The rubber duck: distinctive proxy for a sounding board. Points out gaps in one’s understanding. The listening duck imposes one requirement– you must hear yourself talk. And engineers are not famed for their listening abilities.
Writing on the other hand is a more cerebral activity – it focuses the brain and facilitates deep-dives. With a wiki in disarray, I switched to blogging with the same aim: ‘Let my blog be my rubber duck!’
Quite likely, a similar need motivated the proliferation of tech blogs.
Some random favorites:
* stackoverflow.com * petrikainulainen.net * Baeldung * vogella.com
* tomd.xyz * thepracticaldeveloper.com
Coursing the web, in search of answers to technical tribulations, one chances upon many blogs. Some are little more than slapdash acts of buggery – randomly plagiarized snippets – bereft of readability or value.
Good writing takes effort, thought and review. My initial contributions tended to read like acts of buggery. All’s not lost though. Writing is a process and one needs to discover one’s own groove. Some thoughts:
1. A WordPress site makes not a blog! You need a process. Find one, and make it your own!
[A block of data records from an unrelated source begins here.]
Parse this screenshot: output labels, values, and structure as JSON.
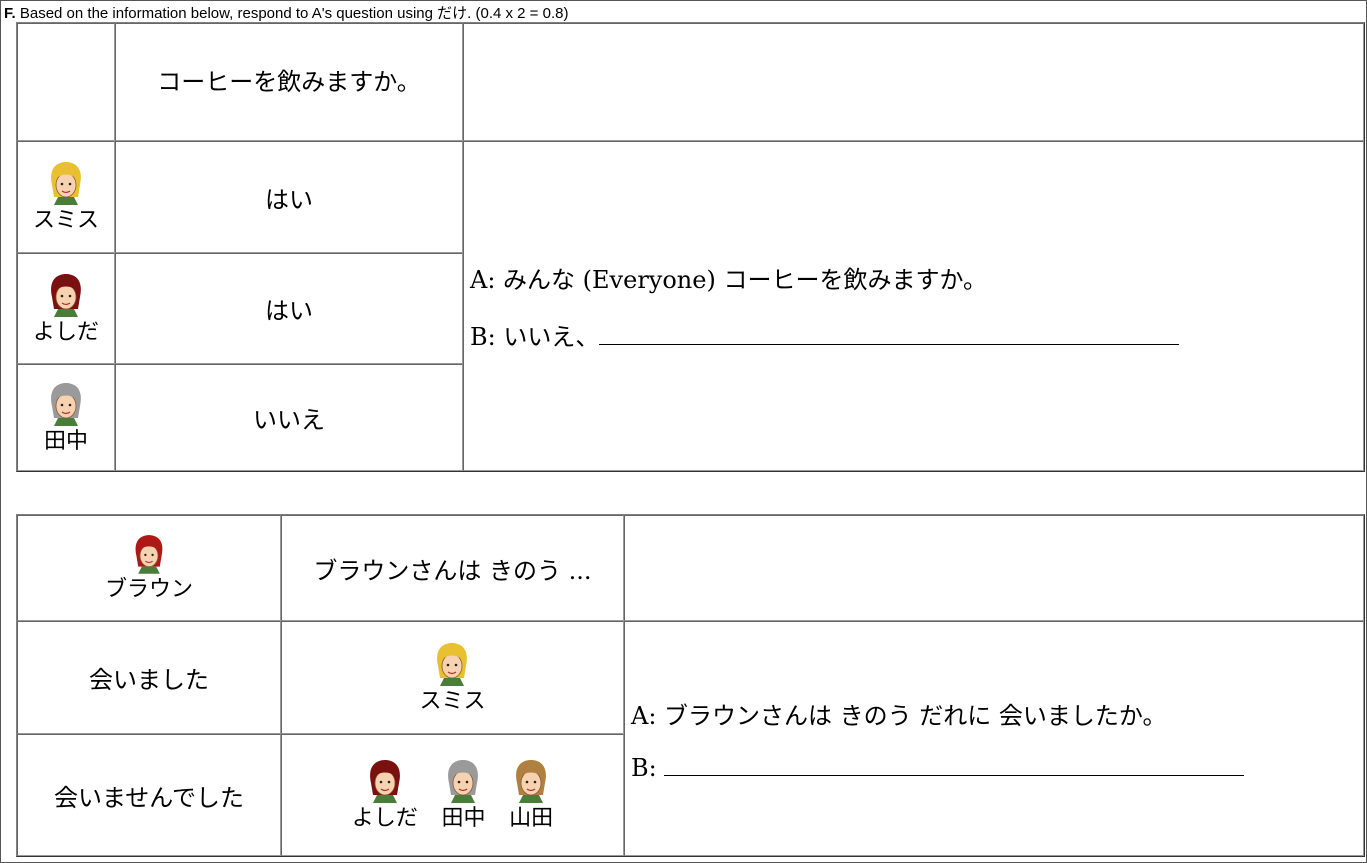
{
  "header": {
    "label": "F.",
    "instruction": "Based on the information below, respond to A's question using だけ. (0.4 x 2 = 0.8)"
  },
  "table1": {
    "question": "コーヒーを飲みますか。",
    "rows": [
      {
        "name": "スミス",
        "answer": "はい"
      },
      {
        "name": "よしだ",
        "answer": "はい"
      },
      {
        "name": "田中",
        "answer": "いいえ"
      }
    ],
    "dialogue": {
      "a": "A: みんな (Everyone) コーヒーを飲みますか。",
      "b": "B: いいえ、"
    }
  },
  "table2": {
    "subject": "ブラウン",
    "question": "ブラウンさんは きのう ...",
    "rows": [
      {
        "verb": "会いました",
        "names": [
          "スミス"
        ]
      },
      {
        "verb": "会いませんでした",
        "names": [
          "よしだ",
          "田中",
          "山田"
        ]
      }
    ],
    "dialogue": {
      "a": "A: ブラウンさんは きのう だれに 会いましたか。",
      "b": "B: "
    }
  }
}
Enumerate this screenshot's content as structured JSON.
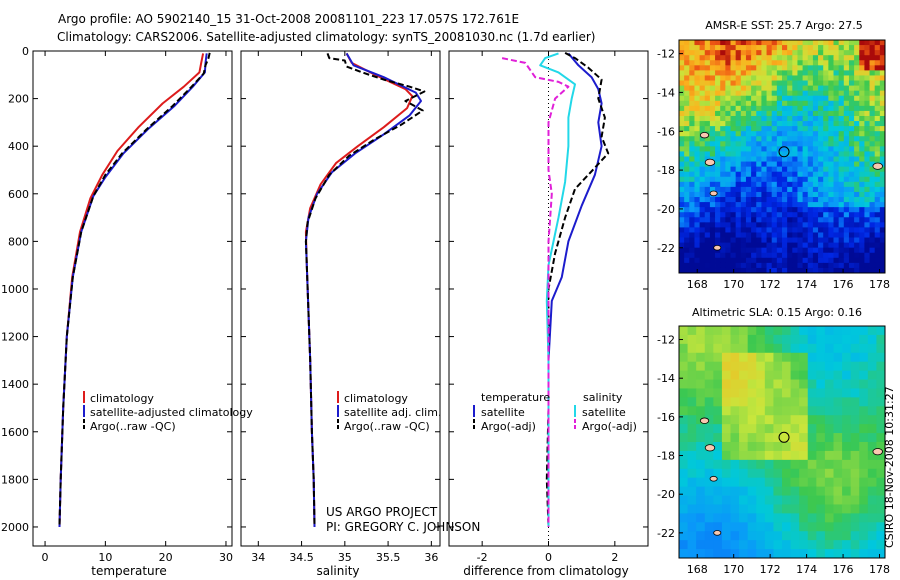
{
  "header": {
    "line1": "Argo profile: AO 5902140_15 31-Oct-2008 20081101_223 17.057S 172.761E",
    "line2": "Climatology: CARS2006. Satellite-adjusted climatology: synTS_20081030.nc (1.7d earlier)"
  },
  "colors": {
    "climatology": "#dd1c1c",
    "satellite": "#1c1ccc",
    "argo": "#000000",
    "salinity_satellite": "#22d8e8",
    "salinity_argo": "#e020d8"
  },
  "chart_data": [
    {
      "type": "line",
      "name": "temperature-profile",
      "xlabel": "temperature",
      "ylabel": "",
      "xlim": [
        -2,
        31
      ],
      "ylim": [
        0,
        2080
      ],
      "y_inverted": true,
      "xticks": [
        0,
        10,
        20,
        30
      ],
      "yticks": [
        0,
        200,
        400,
        600,
        800,
        1000,
        1200,
        1400,
        1600,
        1800,
        2000
      ],
      "legend": [
        "climatology",
        "satellite-adjusted climatology",
        "Argo(..raw -QC)"
      ],
      "series": [
        {
          "name": "climatology",
          "color": "#dd1c1c",
          "dash": "",
          "points": [
            [
              26.2,
              10
            ],
            [
              25.9,
              50
            ],
            [
              25.6,
              90
            ],
            [
              23,
              150
            ],
            [
              19.5,
              220
            ],
            [
              15.5,
              320
            ],
            [
              12,
              420
            ],
            [
              9.5,
              520
            ],
            [
              7.5,
              620
            ],
            [
              5.8,
              760
            ],
            [
              4.5,
              950
            ],
            [
              3.6,
              1200
            ],
            [
              3,
              1500
            ],
            [
              2.6,
              1800
            ],
            [
              2.4,
              2000
            ]
          ]
        },
        {
          "name": "satellite-adjusted climatology",
          "color": "#1c1ccc",
          "dash": "",
          "points": [
            [
              26.8,
              10
            ],
            [
              26.6,
              50
            ],
            [
              26.5,
              90
            ],
            [
              24.5,
              150
            ],
            [
              21.5,
              230
            ],
            [
              17,
              330
            ],
            [
              13,
              430
            ],
            [
              10,
              530
            ],
            [
              8,
              610
            ],
            [
              6,
              760
            ],
            [
              4.6,
              950
            ],
            [
              3.6,
              1200
            ],
            [
              3,
              1500
            ],
            [
              2.6,
              1800
            ],
            [
              2.4,
              2000
            ]
          ]
        },
        {
          "name": "Argo(..raw -QC)",
          "color": "#000000",
          "dash": "6,3",
          "points": [
            [
              27.3,
              8
            ],
            [
              27.1,
              30
            ],
            [
              26.6,
              60
            ],
            [
              26.3,
              95
            ],
            [
              24.3,
              150
            ],
            [
              21.2,
              230
            ],
            [
              16.8,
              330
            ],
            [
              12.8,
              430
            ],
            [
              10,
              520
            ],
            [
              8,
              610
            ],
            [
              6,
              760
            ],
            [
              4.6,
              950
            ],
            [
              3.6,
              1200
            ],
            [
              3,
              1500
            ],
            [
              2.6,
              1800
            ],
            [
              2.4,
              1990
            ]
          ]
        }
      ]
    },
    {
      "type": "line",
      "name": "salinity-profile",
      "xlabel": "salinity",
      "ylabel": "",
      "xlim": [
        33.8,
        36.1
      ],
      "ylim": [
        0,
        2080
      ],
      "y_inverted": true,
      "xticks": [
        34,
        34.5,
        35,
        35.5,
        36
      ],
      "yticks": [
        0,
        200,
        400,
        600,
        800,
        1000,
        1200,
        1400,
        1600,
        1800,
        2000
      ],
      "legend": [
        "climatology",
        "satellite adj. clim.",
        "Argo(..raw -QC)"
      ],
      "annotation": [
        "US ARGO PROJECT",
        "PI: GREGORY C. JOHNSON"
      ],
      "series": [
        {
          "name": "climatology",
          "color": "#dd1c1c",
          "dash": "",
          "points": [
            [
              35.02,
              10
            ],
            [
              35.08,
              50
            ],
            [
              35.35,
              100
            ],
            [
              35.7,
              160
            ],
            [
              35.78,
              190
            ],
            [
              35.72,
              240
            ],
            [
              35.45,
              320
            ],
            [
              35.15,
              400
            ],
            [
              34.9,
              470
            ],
            [
              34.72,
              560
            ],
            [
              34.6,
              660
            ],
            [
              34.55,
              760
            ],
            [
              34.56,
              900
            ],
            [
              34.58,
              1100
            ],
            [
              34.6,
              1300
            ],
            [
              34.62,
              1600
            ],
            [
              34.64,
              1800
            ],
            [
              34.65,
              2000
            ]
          ]
        },
        {
          "name": "satellite adj. clim.",
          "color": "#1c1ccc",
          "dash": "",
          "points": [
            [
              35.02,
              10
            ],
            [
              35.1,
              60
            ],
            [
              35.45,
              110
            ],
            [
              35.82,
              175
            ],
            [
              35.88,
              210
            ],
            [
              35.75,
              270
            ],
            [
              35.45,
              350
            ],
            [
              35.12,
              430
            ],
            [
              34.85,
              510
            ],
            [
              34.68,
              600
            ],
            [
              34.58,
              700
            ],
            [
              34.55,
              800
            ],
            [
              34.56,
              900
            ],
            [
              34.58,
              1100
            ],
            [
              34.6,
              1300
            ],
            [
              34.62,
              1600
            ],
            [
              34.64,
              1800
            ],
            [
              34.65,
              2000
            ]
          ]
        },
        {
          "name": "Argo(..raw -QC)",
          "color": "#000000",
          "dash": "6,3",
          "points": [
            [
              34.8,
              10
            ],
            [
              34.82,
              30
            ],
            [
              35.0,
              40
            ],
            [
              35.02,
              65
            ],
            [
              35.2,
              90
            ],
            [
              35.45,
              120
            ],
            [
              35.75,
              150
            ],
            [
              35.92,
              170
            ],
            [
              35.7,
              210
            ],
            [
              35.9,
              250
            ],
            [
              35.65,
              310
            ],
            [
              35.35,
              370
            ],
            [
              35.05,
              440
            ],
            [
              34.82,
              520
            ],
            [
              34.66,
              620
            ],
            [
              34.57,
              720
            ],
            [
              34.55,
              800
            ],
            [
              34.56,
              900
            ],
            [
              34.58,
              1100
            ],
            [
              34.6,
              1300
            ],
            [
              34.62,
              1600
            ],
            [
              34.64,
              1800
            ],
            [
              34.65,
              1990
            ]
          ]
        }
      ]
    },
    {
      "type": "line",
      "name": "difference-profile",
      "xlabel": "difference from climatology",
      "ylabel": "",
      "xlim": [
        -3,
        3
      ],
      "ylim": [
        0,
        2080
      ],
      "y_inverted": true,
      "xticks": [
        -2,
        0,
        2
      ],
      "yticks": [
        0,
        200,
        400,
        600,
        800,
        1000,
        1200,
        1400,
        1600,
        1800,
        2000
      ],
      "legend_temperature_title": "temperature",
      "legend_salinity_title": "salinity",
      "legend": [
        "satellite",
        "Argo(-adj)",
        "satellite",
        "Argo(-adj)"
      ],
      "series": [
        {
          "name": "temperature satellite",
          "color": "#1c1ccc",
          "dash": "",
          "points": [
            [
              0.6,
              10
            ],
            [
              0.9,
              60
            ],
            [
              1.3,
              110
            ],
            [
              1.5,
              160
            ],
            [
              1.6,
              220
            ],
            [
              1.5,
              300
            ],
            [
              1.6,
              400
            ],
            [
              1.4,
              520
            ],
            [
              1.0,
              650
            ],
            [
              0.6,
              800
            ],
            [
              0.4,
              950
            ],
            [
              0.1,
              1050
            ],
            [
              0.0,
              1300
            ],
            [
              0.0,
              2000
            ]
          ]
        },
        {
          "name": "temperature Argo(-adj)",
          "color": "#000000",
          "dash": "6,3",
          "points": [
            [
              0.5,
              8
            ],
            [
              0.8,
              30
            ],
            [
              1.2,
              70
            ],
            [
              1.6,
              120
            ],
            [
              1.5,
              200
            ],
            [
              1.7,
              280
            ],
            [
              1.6,
              360
            ],
            [
              1.8,
              430
            ],
            [
              1.2,
              520
            ],
            [
              0.8,
              580
            ],
            [
              0.5,
              700
            ],
            [
              0.2,
              850
            ],
            [
              0.0,
              1000
            ],
            [
              0.0,
              1500
            ],
            [
              -0.05,
              1800
            ],
            [
              0.0,
              2000
            ]
          ]
        },
        {
          "name": "salinity satellite",
          "color": "#22d8e8",
          "dash": "",
          "points": [
            [
              0.3,
              10
            ],
            [
              -0.1,
              30
            ],
            [
              -0.25,
              60
            ],
            [
              0.3,
              90
            ],
            [
              0.8,
              140
            ],
            [
              0.7,
              200
            ],
            [
              0.6,
              280
            ],
            [
              0.6,
              400
            ],
            [
              0.5,
              550
            ],
            [
              0.3,
              700
            ],
            [
              0.0,
              900
            ],
            [
              -0.05,
              1050
            ],
            [
              0.0,
              1300
            ],
            [
              0.0,
              2000
            ]
          ]
        },
        {
          "name": "salinity Argo(-adj)",
          "color": "#e020d8",
          "dash": "6,3",
          "points": [
            [
              -1.4,
              30
            ],
            [
              -0.7,
              50
            ],
            [
              -0.5,
              90
            ],
            [
              -0.4,
              110
            ],
            [
              0.3,
              130
            ],
            [
              0.6,
              150
            ],
            [
              0.2,
              200
            ],
            [
              0.0,
              300
            ],
            [
              0.0,
              400
            ],
            [
              0.0,
              500
            ],
            [
              0.1,
              600
            ],
            [
              0.05,
              700
            ],
            [
              0.0,
              800
            ],
            [
              0.0,
              2000
            ]
          ]
        }
      ]
    },
    {
      "type": "heatmap",
      "name": "sst-map",
      "title": "AMSR-E SST: 25.7 Argo: 27.5",
      "xlim": [
        167,
        178.3
      ],
      "ylim": [
        -23.3,
        -11.3
      ],
      "xticks": [
        168,
        170,
        172,
        174,
        176,
        178
      ],
      "yticks": [
        -12,
        -14,
        -16,
        -18,
        -20,
        -22
      ],
      "argo_position": [
        172.761,
        -17.057
      ]
    },
    {
      "type": "heatmap",
      "name": "sla-map",
      "title": "Altimetric SLA: 0.15 Argo: 0.16",
      "xlim": [
        167,
        178.3
      ],
      "ylim": [
        -23.3,
        -11.3
      ],
      "xticks": [
        168,
        170,
        172,
        174,
        176,
        178
      ],
      "yticks": [
        -12,
        -14,
        -16,
        -18,
        -20,
        -22
      ],
      "argo_position": [
        172.761,
        -17.057
      ],
      "side_label": "CSIRO 18-Nov-2008 10:31:27"
    }
  ]
}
2. Tools, Data Formats & Universality: Tools & formats will wax and wane. But like equality among people, some formats are more eternal than others. To that end, for the act of creation, I favor the most universal and lasting tool: the word processor. I prefer copying and pasting into my blog, as the least-fuss method by far. A local creation site and exporting a dump to your remote site, while elegant can be bothersome.
3. Organization: Admittedly more relevant for word-processors, but still.
I love the binders concept from OneNote for Windows (Notebook > Chapter > Page > Section).
The tool doesn’t lend itself to full-featured editing, formatting and organization like a word processor does though.
So I fell back to using a palette of styles (customised Headers Level 1 through 4) in concert with the Sidebar > Navigator > Headings to aid organization and have a proxy for Binders.
Heading 1: my Notebooks. Heading 2: Chapters. Heading 3: Pages (or blog articles). Heading 4: Sub-headings (or sections)). Et voila…
I find a Table of Contents at the top, un-helpful for navigation. But it can come in handy when you export the document to another format, dead-tree or epub.
4. Review, review, review: A blog post is not cast in stone. Revisit it and you might let slip a silent gasp. Learned something new? Rewrite, restructure, overhaul.